De quatre points fort importants pour acquérir la paix.

 

 

 

« Maintenant que je vois ton âme plus capable

                De mettre un ordre à tes souhaits,

Je te veux enseigner comme on obtient la paix

                Et la liberté véritable. »

 

                Dégage tôt cette promesse,

J’en recevrai, Seigneur, l’effet avec plaisir :

Hâte-toi de répondre à l’ardeur qui m’en presse,

                Et donne-moi cette allégresse,

                Toi qui fais naître ce désir.

 

« En premier lieu, mon fils, tâche plutôt à faire

                Le vouloir d’autrui que le tien.
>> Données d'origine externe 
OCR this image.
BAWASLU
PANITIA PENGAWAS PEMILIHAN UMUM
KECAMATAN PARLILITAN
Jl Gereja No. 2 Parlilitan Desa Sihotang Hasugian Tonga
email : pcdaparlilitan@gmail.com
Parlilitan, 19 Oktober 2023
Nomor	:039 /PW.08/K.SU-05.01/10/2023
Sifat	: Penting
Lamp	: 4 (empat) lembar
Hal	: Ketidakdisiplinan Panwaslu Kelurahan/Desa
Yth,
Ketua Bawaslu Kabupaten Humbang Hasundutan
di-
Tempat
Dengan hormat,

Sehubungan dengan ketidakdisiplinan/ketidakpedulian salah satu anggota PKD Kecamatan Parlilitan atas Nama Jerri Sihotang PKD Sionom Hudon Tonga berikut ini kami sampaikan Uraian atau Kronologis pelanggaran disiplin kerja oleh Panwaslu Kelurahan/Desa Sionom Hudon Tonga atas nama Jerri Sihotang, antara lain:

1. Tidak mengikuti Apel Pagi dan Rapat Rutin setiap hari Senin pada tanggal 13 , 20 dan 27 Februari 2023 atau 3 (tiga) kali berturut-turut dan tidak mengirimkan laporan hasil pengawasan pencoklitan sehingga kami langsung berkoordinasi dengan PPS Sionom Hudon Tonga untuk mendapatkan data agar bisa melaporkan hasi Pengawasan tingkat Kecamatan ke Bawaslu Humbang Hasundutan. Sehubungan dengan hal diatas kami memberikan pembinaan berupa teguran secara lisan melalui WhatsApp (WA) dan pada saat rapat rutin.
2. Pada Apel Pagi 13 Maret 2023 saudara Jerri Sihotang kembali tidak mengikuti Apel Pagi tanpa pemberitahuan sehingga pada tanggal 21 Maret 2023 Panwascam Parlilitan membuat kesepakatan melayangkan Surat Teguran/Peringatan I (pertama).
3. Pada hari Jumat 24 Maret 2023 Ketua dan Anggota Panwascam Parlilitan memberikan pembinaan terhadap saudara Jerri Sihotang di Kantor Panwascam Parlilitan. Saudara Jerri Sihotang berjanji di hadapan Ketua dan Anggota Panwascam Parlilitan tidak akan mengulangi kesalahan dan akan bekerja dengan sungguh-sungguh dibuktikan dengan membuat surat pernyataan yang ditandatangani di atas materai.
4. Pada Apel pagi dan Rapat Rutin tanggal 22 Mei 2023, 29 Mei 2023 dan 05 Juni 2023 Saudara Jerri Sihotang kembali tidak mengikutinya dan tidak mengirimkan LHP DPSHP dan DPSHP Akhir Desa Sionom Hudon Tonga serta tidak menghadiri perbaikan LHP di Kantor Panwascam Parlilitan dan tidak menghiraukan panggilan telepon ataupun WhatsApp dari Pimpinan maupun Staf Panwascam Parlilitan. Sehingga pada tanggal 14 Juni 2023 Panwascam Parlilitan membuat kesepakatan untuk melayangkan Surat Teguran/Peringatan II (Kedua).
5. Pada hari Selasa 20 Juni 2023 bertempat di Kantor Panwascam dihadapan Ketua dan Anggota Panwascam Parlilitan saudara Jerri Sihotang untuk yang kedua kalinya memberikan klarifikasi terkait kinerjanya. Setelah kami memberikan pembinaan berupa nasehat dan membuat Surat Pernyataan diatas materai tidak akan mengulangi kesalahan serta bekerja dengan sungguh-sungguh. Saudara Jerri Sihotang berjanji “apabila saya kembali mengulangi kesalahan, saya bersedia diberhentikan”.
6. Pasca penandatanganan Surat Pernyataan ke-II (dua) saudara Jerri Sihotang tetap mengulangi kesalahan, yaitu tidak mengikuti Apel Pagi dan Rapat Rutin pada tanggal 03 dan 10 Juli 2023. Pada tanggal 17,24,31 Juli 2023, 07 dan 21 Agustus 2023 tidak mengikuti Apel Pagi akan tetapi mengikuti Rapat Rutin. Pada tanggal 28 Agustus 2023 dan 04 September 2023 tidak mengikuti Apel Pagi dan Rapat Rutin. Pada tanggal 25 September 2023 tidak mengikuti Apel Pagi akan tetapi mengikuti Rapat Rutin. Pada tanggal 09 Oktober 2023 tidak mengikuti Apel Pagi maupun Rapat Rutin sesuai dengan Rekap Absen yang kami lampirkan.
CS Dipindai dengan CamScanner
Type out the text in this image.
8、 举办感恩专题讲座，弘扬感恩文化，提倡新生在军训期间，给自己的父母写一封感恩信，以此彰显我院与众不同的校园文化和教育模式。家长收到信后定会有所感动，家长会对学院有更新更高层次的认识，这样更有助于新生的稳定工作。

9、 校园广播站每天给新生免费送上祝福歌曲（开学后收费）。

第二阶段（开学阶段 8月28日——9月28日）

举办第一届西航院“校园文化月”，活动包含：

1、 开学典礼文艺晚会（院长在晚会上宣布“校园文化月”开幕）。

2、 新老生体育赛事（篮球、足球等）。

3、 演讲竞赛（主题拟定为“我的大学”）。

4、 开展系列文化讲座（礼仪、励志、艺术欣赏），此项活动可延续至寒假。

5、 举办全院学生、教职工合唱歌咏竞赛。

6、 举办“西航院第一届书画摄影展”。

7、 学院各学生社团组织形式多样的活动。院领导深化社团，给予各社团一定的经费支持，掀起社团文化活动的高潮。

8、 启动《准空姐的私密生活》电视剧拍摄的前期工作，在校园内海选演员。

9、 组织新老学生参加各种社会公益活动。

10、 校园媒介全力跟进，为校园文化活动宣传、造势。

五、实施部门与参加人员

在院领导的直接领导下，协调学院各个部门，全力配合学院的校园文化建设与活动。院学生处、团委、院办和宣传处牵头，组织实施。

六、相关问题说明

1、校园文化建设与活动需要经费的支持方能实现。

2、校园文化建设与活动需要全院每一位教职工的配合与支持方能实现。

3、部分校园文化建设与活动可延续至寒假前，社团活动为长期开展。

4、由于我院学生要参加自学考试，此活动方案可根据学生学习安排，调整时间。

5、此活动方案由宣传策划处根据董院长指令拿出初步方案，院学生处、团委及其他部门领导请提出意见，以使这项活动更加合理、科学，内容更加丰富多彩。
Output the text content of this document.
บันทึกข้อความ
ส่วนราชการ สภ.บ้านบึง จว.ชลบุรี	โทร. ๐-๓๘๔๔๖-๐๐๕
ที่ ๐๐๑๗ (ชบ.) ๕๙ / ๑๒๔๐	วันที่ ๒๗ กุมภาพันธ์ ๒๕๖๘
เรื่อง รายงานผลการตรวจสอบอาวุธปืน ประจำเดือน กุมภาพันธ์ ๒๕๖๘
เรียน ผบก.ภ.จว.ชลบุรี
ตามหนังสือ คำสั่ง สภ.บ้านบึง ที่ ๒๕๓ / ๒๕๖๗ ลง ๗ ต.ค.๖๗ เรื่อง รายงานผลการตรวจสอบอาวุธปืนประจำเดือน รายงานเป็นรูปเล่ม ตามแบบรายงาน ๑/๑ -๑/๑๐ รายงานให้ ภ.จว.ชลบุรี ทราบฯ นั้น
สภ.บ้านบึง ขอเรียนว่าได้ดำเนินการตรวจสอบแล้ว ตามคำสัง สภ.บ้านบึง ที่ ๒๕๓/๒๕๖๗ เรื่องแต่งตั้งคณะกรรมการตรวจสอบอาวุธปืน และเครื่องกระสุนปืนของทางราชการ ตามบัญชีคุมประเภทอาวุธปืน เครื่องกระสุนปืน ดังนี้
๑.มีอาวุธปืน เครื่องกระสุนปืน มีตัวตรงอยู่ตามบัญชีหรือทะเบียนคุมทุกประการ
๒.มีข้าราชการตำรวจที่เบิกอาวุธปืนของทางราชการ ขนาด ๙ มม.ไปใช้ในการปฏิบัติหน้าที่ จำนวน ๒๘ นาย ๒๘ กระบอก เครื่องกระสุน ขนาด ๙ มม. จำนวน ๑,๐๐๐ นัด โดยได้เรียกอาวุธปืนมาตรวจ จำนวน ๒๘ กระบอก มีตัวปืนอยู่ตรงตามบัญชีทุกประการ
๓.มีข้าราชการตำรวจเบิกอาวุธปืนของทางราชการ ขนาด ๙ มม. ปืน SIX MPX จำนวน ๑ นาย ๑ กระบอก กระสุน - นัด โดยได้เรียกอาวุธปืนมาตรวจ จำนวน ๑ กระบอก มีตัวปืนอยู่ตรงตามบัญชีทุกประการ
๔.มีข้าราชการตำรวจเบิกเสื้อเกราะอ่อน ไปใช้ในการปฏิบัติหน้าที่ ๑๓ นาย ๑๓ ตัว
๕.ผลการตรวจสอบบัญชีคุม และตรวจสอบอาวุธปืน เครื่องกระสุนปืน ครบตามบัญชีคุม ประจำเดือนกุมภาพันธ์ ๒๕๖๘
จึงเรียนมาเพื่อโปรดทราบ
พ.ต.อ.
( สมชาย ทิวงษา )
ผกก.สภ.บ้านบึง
Aime si peu l’éclat, le plaisir et le bien,

Que le moins au plus s’en préfère.

 

« Cherche le dernier rang, prends la dernière place,

                Vis avec tous comme sujet ;

Et donne à tous tes vœux pour seul et plein objet

                Qu’en toi ma volonté se fasse.

 

« Qui de ces quatre points embrasse la pratique

                Prend le chemin du vrai repos,

Et s’y conservera, pourvu qu’à tous propos

                À leur saint usage il s’applique. »

 

                Seigneur, voilà peu de paroles,

Mais qui font l’abrégé de la perfection ;

Et ce long embarras de questions frivoles

                Dont retentissent nos écoles

                Laisse bien moins d’instruction.

 

                Ces deux mots que ta bouche avance

Ouvrent un sens profond au cœur qui les comprend ;

Et quand il en peut joindre avec pleine constance

                La pratique à l’intelligence,

                Le fruit qu’il en reçoit est grand.

 

                Si pour les bien mettre en usage

J’avais assez de force et de fidélité,

Le trouble qui souvent déchire mon courage

                N’y ferait pas ce grand ravage

                Avec tant de facilité.

 

                Autant de fois que me domine

La noire inquiétude ou le pesant chagrin,

Je sens autant de fois que de cette doctrine

                J’ai quitté la route divine,

                Pour suivre un dangereux chemin.

 

                Toi qui peux tout, toi dont la grâce

Aime à nous soutenir, aime à nous éclairer,

Redouble en moi ses dons, et fais tant qu’elle passe

                Jusqu’à cette heureuse efficace

                Qui m’empêche de m’égarer.

 

                Que mon âme, ainsi mieux instruite,

Embrasse de la gloire un glorieux rebut,

Et que de tes conseils l’invariable suite

                Soit d’achever sous leur conduite

                Le grand œuvre de mon salut.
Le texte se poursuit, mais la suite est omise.